I have to create 13 white Gaussian noises which are completely decorrelated to each others. I've been told that PCA can achieve it so I searched some information and tools which I can use in python. I use PCA module from sklearn to perform PCA.The following is my code.
import numpy as np
from sklearn.decomposition import PCA
n = 13 # number of completely decorrelated noises
ms = 10000 #duration of noise in milli-seconds
fs = 44100 # sampling rate
x = np.random.randn(int(np.ceil(fs*ms/1000)),n)

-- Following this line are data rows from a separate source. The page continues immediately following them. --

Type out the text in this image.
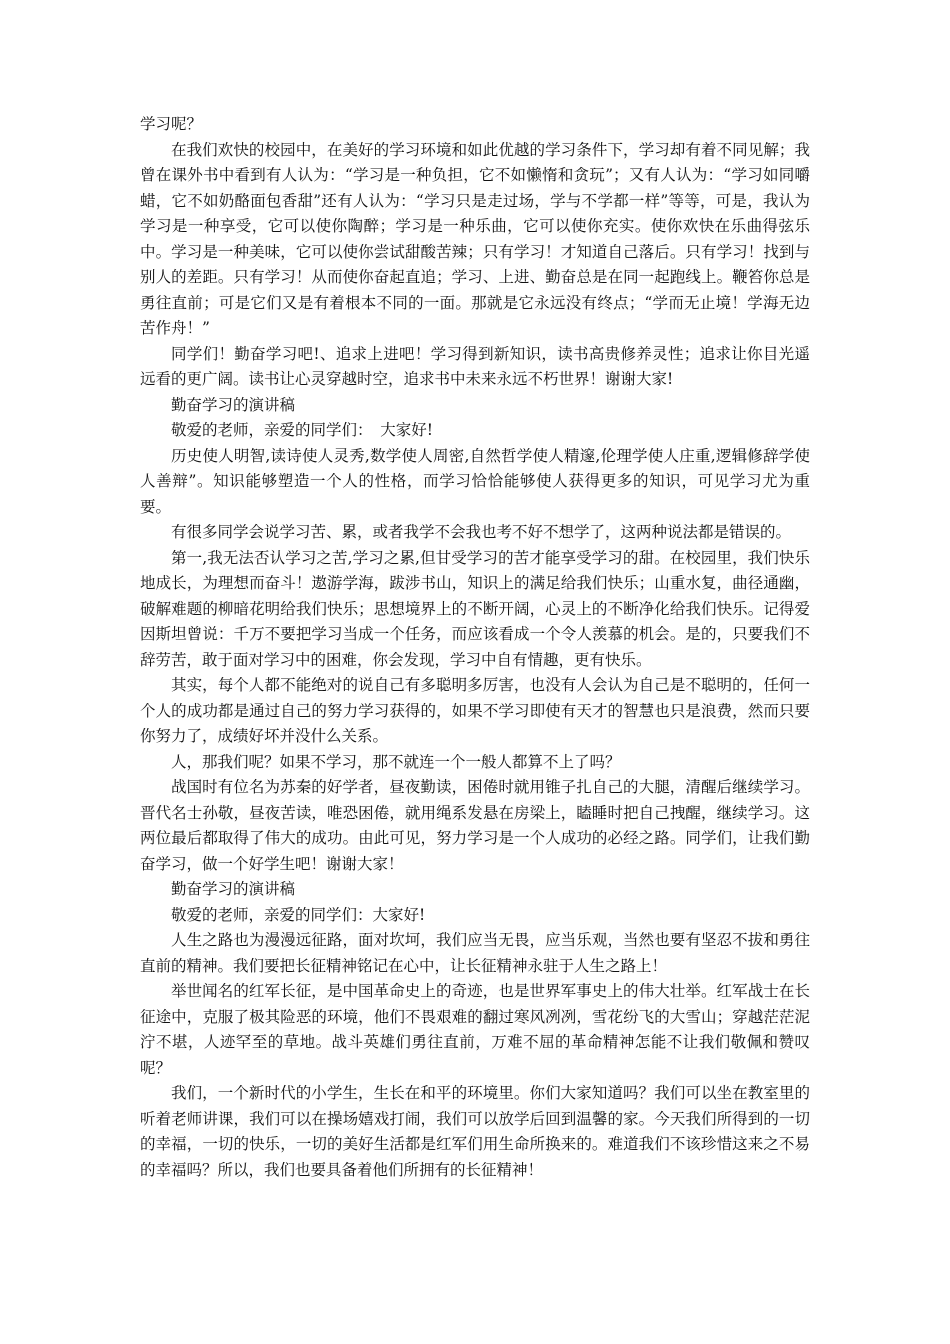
学习呢？

在我们欢快的校园中，在美好的学习环境和如此优越的学习条件下，学习却有着不同见解；我曾在课外书中看到有人认为：“学习是一种负担，它不如懒惰和贪玩”；又有人认为：“学习如同嚼蜡，它不如奶酪面包香甜”还有人认为：“学习只是走过场，学与不学都一样”等等，可是，我认为学习是一种享受，它可以使你陶醉；学习是一种乐曲，它可以使你充实。使你欢快在乐曲得弦乐中。学习是一种美味，它可以使你尝试甜酸苦辣；只有学习！才知道自己落后。只有学习！找到与别人的差距。只有学习！从而使你奋起直追；学习、上进、勤奋总是在同一起跑线上。鞭笞你总是勇往直前；可是它们又是有着根本不同的一面。那就是它永远没有终点；“学而无止境！学海无边苦作舟！”

同学们！勤奋学习吧!、追求上进吧！学习得到新知识，读书高贵修养灵性；追求让你目光遥远看的更广阔。读书让心灵穿越时空，追求书中未来永远不朽世界！谢谢大家!

勤奋学习的演讲稿

敬爱的老师，亲爱的同学们：　大家好!

历史使人明智,读诗使人灵秀,数学使人周密,自然哲学使人精邃,伦理学使人庄重,逻辑修辞学使人善辩”。知识能够塑造一个人的性格，而学习恰恰能够使人获得更多的知识，可见学习尤为重要。

有很多同学会说学习苦、累，或者我学不会我也考不好不想学了，这两种说法都是错误的。

第一,我无法否认学习之苦,学习之累,但甘受学习的苦才能享受学习的甜。在校园里，我们快乐地成长，为理想而奋斗！遨游学海，跋涉书山，知识上的满足给我们快乐；山重水复，曲径通幽，破解难题的柳暗花明给我们快乐；思想境界上的不断开阔，心灵上的不断净化给我们快乐。记得爱因斯坦曾说：千万不要把学习当成一个任务，而应该看成一个令人羡慕的机会。是的，只要我们不辞劳苦，敢于面对学习中的困难，你会发现，学习中自有情趣，更有快乐。

其实，每个人都不能绝对的说自己有多聪明多厉害，也没有人会认为自己是不聪明的，任何一个人的成功都是通过自己的努力学习获得的，如果不学习即使有天才的智慧也只是浪费，然而只要你努力了，成绩好坏并没什么关系。

人，那我们呢？如果不学习，那不就连一个一般人都算不上了吗？

战国时有位名为苏秦的好学者，昼夜勤读，困倦时就用锥子扎自己的大腿，清醒后继续学习。晋代名士孙敬，昼夜苦读，唯恐困倦，就用绳系发悬在房梁上，瞌睡时把自己拽醒，继续学习。这两位最后都取得了伟大的成功。由此可见，努力学习是一个人成功的必经之路。同学们，让我们勤奋学习，做一个好学生吧！谢谢大家！

勤奋学习的演讲稿

敬爱的老师，亲爱的同学们：大家好!

人生之路也为漫漫远征路，面对坎坷，我们应当无畏，应当乐观，当然也要有坚忍不拔和勇往直前的精神。我们要把长征精神铭记在心中，让长征精神永驻于人生之路上！

举世闻名的红军长征，是中国革命史上的奇迹，也是世界军事史上的伟大壮举。红军战士在长征途中，克服了极其险恶的环境，他们不畏艰难的翻过寒风冽冽，雪花纷飞的大雪山；穿越茫茫泥泞不堪，人迹罕至的草地。战斗英雄们勇往直前，万难不屈的革命精神怎能不让我们敬佩和赞叹呢？

我们，一个新时代的小学生，生长在和平的环境里。你们大家知道吗？我们可以坐在教室里的听着老师讲课，我们可以在操场嬉戏打闹，我们可以放学后回到温馨的家。今天我们所得到的一切的幸福，一切的快乐，一切的美好生活都是红军们用生命所换来的。难道我们不该珍惜这来之不易的幸福吗？所以，我们也要具备着他们所拥有的长征精神！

# calculate the correlation between any two noise
for i in range(n):
for j in range(n):
omega = np.corrcoef(x[:,i],x[:,j])[0,1]
print omega
# perform PCA
pca = PCA(n_components=n)
pca.fit(x)
y = pca.transform(x)
for i in range(n):
for j in range(n):
omega_new = np.corrcoef(y[:,i],y[:,j])[0,1]
print omega_new
The correlation coefficients before PCA is around 0.0005~0.0014, and reduced to about 1e-16 after performing PCA. I don't know about PCA very well, so I'm not sure whether I did it right. In addition, after performing PCA transformation, are those new data sets still Gaussion white noises? I will normalize each noise so that their maximum amplitude is 0.999 before write them into wave files. Do I still get 13 Gaussian white noises with similar average power?